The chimney should also have a “cap.” This cap is usually a metal piece that keeps animals, rain and the winter weather elements (like snow, sleet and hail) out of the chimney. If the chimney is the vent for a fireplace, it is also helps to prevent any loose hot burning embers that fly upwards from the crackling logs from landing on the roof causing a fire. If the chimney on the house is a metal pipe, you will want to notice again if it is straight, if there is rust or if it appears in poor condition.
When looking at the chimney, there are a couple of things you can note even from ground level on a two-story home. Look that there are no bird’s nests or sticks and leaves woven together for the squirrel’s home construction plans. Look at the tree limbs close to the structure to determine that they are not overhanging into the chimney. Also, make not if the chimney itself rises at least 2 feet above where it exits the roof.
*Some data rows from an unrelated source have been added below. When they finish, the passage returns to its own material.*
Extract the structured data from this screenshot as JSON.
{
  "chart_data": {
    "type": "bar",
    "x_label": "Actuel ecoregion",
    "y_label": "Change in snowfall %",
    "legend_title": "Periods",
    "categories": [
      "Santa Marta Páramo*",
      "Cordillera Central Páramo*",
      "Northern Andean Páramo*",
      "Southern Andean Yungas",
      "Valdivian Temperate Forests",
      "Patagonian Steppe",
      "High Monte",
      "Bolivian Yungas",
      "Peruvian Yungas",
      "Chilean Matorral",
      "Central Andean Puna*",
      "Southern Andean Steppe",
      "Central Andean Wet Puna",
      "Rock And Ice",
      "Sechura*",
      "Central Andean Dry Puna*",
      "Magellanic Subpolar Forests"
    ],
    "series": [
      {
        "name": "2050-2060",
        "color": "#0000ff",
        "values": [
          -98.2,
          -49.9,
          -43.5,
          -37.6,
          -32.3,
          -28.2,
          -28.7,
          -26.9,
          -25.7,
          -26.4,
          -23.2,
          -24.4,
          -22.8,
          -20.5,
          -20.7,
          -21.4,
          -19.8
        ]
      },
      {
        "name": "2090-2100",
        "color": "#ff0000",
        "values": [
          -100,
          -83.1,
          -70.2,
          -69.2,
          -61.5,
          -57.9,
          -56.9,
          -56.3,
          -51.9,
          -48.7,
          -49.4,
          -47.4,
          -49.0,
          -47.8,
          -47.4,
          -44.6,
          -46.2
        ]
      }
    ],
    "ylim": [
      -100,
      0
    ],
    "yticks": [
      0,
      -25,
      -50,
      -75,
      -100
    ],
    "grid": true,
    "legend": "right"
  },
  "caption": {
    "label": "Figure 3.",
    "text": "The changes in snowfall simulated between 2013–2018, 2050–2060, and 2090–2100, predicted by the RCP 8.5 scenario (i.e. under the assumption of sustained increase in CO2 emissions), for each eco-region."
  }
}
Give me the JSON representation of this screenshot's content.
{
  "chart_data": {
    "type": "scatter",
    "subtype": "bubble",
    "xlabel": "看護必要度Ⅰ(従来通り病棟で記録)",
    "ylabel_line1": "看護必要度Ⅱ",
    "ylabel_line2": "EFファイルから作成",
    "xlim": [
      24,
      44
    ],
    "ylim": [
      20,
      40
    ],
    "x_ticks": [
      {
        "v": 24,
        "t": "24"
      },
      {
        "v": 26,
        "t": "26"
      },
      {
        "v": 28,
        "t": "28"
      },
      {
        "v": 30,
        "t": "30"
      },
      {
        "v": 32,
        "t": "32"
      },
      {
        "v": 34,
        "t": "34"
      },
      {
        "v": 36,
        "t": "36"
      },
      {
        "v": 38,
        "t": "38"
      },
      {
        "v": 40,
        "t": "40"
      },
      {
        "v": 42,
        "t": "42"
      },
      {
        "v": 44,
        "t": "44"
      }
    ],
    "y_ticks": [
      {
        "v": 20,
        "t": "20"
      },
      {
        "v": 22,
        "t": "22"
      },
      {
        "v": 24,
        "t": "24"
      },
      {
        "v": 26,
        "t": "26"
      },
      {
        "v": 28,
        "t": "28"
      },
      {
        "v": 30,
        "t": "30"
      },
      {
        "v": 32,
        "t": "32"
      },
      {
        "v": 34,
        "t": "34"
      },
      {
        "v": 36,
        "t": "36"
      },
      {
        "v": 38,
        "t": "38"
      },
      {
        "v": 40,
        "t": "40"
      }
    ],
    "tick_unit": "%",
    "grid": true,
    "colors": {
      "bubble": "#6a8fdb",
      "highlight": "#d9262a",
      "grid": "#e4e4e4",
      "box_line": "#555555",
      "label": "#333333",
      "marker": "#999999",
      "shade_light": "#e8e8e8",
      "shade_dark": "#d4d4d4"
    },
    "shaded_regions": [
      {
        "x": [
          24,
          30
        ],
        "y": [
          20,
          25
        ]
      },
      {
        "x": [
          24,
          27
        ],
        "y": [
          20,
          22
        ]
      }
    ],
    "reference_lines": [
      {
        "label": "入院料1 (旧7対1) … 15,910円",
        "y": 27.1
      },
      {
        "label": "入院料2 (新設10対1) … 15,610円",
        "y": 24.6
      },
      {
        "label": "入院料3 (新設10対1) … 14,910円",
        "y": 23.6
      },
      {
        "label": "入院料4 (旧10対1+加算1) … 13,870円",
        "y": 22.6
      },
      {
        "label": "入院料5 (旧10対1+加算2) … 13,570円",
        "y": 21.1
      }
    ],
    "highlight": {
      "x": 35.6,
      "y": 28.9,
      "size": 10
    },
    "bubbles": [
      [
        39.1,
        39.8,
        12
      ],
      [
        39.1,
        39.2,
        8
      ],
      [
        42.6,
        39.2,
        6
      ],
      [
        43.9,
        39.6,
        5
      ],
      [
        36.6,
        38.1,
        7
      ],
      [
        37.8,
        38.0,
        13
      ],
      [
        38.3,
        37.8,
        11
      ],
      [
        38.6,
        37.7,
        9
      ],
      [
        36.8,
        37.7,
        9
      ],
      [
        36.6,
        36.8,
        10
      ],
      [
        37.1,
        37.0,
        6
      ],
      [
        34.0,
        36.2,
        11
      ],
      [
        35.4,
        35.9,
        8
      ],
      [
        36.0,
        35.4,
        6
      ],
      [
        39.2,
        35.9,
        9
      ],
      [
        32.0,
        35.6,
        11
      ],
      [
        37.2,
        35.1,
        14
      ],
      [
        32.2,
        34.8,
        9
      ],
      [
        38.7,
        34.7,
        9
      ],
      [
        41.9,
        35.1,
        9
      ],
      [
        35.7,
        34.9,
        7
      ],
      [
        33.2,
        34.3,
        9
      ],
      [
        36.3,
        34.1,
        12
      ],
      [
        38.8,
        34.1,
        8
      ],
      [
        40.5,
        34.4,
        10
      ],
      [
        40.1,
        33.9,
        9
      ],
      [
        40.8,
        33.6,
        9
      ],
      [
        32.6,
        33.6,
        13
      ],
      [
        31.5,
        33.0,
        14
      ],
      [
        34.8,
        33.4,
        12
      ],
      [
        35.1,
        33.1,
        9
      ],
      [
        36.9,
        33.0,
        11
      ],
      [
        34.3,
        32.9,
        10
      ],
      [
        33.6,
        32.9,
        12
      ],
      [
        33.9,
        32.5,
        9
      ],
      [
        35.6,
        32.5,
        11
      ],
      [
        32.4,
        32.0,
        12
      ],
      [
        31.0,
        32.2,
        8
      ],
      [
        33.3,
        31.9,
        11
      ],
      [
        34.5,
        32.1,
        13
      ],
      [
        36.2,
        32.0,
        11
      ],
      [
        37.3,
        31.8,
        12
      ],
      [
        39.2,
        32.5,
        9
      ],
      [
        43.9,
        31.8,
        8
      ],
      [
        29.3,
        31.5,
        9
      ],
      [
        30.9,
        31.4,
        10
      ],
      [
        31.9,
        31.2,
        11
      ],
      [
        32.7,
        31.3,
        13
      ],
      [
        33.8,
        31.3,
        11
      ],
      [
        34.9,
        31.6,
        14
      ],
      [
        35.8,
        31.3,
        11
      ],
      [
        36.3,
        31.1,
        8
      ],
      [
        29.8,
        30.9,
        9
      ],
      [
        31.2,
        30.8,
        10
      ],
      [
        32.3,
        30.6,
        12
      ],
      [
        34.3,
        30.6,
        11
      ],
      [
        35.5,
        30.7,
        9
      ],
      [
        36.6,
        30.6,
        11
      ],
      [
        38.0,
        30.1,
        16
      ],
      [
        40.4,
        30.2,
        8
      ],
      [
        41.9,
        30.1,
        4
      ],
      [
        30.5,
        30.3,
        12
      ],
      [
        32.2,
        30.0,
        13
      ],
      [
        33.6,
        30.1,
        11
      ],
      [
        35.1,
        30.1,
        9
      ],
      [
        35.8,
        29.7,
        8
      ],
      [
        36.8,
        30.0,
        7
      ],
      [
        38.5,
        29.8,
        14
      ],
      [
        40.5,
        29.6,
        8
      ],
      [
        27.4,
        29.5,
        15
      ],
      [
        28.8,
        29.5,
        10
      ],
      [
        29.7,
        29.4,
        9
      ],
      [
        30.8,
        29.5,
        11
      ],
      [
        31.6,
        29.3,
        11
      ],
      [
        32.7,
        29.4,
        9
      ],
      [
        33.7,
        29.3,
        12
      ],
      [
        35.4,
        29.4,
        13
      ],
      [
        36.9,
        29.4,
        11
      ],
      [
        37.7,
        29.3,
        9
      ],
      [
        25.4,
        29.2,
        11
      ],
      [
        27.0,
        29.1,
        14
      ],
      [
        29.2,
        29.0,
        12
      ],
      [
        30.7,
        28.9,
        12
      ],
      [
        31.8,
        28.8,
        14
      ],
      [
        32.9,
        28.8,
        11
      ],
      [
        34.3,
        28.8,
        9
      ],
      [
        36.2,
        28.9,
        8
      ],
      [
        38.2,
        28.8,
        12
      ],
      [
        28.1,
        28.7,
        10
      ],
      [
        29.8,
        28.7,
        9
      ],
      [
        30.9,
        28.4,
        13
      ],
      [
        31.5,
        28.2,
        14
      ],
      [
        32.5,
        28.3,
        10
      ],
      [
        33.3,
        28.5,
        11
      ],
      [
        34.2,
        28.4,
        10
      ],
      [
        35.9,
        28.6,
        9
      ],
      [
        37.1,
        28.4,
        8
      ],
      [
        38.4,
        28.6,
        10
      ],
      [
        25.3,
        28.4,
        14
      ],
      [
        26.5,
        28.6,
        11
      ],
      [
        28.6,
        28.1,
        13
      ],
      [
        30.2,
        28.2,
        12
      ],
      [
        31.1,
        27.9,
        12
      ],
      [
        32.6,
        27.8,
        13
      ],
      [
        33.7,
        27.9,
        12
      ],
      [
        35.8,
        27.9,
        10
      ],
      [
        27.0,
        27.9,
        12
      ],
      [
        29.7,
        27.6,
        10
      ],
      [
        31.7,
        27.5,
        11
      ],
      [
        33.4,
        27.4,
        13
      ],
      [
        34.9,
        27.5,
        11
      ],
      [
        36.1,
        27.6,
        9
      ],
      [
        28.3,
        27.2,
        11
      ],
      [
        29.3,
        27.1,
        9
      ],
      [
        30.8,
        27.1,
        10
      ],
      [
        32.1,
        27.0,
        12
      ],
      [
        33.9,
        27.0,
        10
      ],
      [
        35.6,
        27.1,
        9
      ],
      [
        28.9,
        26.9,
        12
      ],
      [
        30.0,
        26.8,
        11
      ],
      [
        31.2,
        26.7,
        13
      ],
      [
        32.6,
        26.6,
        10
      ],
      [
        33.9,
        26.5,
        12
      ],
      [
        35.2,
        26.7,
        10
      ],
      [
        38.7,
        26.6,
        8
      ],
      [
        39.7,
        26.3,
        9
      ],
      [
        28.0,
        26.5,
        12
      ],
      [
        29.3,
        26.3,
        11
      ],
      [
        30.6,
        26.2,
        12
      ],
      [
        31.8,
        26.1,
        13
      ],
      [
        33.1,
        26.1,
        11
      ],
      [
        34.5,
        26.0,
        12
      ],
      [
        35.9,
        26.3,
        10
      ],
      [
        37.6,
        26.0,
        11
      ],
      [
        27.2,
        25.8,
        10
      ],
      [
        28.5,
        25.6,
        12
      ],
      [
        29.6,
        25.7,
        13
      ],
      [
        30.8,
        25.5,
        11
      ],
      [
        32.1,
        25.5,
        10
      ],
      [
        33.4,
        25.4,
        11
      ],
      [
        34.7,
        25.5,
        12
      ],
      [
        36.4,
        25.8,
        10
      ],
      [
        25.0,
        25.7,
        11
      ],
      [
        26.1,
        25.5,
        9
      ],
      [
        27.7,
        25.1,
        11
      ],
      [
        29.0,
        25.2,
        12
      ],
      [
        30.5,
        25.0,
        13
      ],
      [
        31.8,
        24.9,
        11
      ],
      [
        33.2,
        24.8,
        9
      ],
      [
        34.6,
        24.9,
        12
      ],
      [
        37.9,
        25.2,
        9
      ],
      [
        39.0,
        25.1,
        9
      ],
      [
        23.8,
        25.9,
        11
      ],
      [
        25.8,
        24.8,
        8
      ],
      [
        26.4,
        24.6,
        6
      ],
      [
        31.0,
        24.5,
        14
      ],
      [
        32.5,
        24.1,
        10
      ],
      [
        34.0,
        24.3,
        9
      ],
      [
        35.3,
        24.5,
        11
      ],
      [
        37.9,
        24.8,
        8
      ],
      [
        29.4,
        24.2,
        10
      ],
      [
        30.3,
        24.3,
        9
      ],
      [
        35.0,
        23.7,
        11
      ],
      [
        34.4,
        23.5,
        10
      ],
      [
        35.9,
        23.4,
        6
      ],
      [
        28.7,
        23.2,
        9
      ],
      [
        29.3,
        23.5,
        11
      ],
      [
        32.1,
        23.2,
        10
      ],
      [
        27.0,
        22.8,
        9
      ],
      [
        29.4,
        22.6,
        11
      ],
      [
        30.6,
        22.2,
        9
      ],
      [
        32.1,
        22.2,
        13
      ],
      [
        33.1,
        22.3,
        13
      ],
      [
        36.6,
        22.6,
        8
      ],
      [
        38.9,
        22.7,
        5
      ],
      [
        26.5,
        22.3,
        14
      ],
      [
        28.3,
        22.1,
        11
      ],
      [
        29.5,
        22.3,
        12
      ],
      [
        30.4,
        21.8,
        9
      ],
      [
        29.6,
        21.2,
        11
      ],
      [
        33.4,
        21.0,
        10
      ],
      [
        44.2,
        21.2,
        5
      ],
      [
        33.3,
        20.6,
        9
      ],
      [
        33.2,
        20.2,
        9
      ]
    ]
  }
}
The chimney should have a flashing around it as well. Flashing can be made from a variety of materials – from aluminum to PVC – but its purpose is to create a watertight seal that prevents rain, snow and other elements from running down the chimney and leaking into the structure of your home. If you don’t notice a flashing around the chimney or it’s covered with tar or rust, you’ll want to make sure that one gets installed if you’ll be purchasing this home.
Though you might not notice much on the exterior of the roof, when you inspect the inside of the home, look for ceiling stains or repairs on the ceilings directly below where the chimney is located. If the ceilings have had to be repaired, there may have been leaks from the chimney that you should know about to ensure they were done properly and won’t reappear.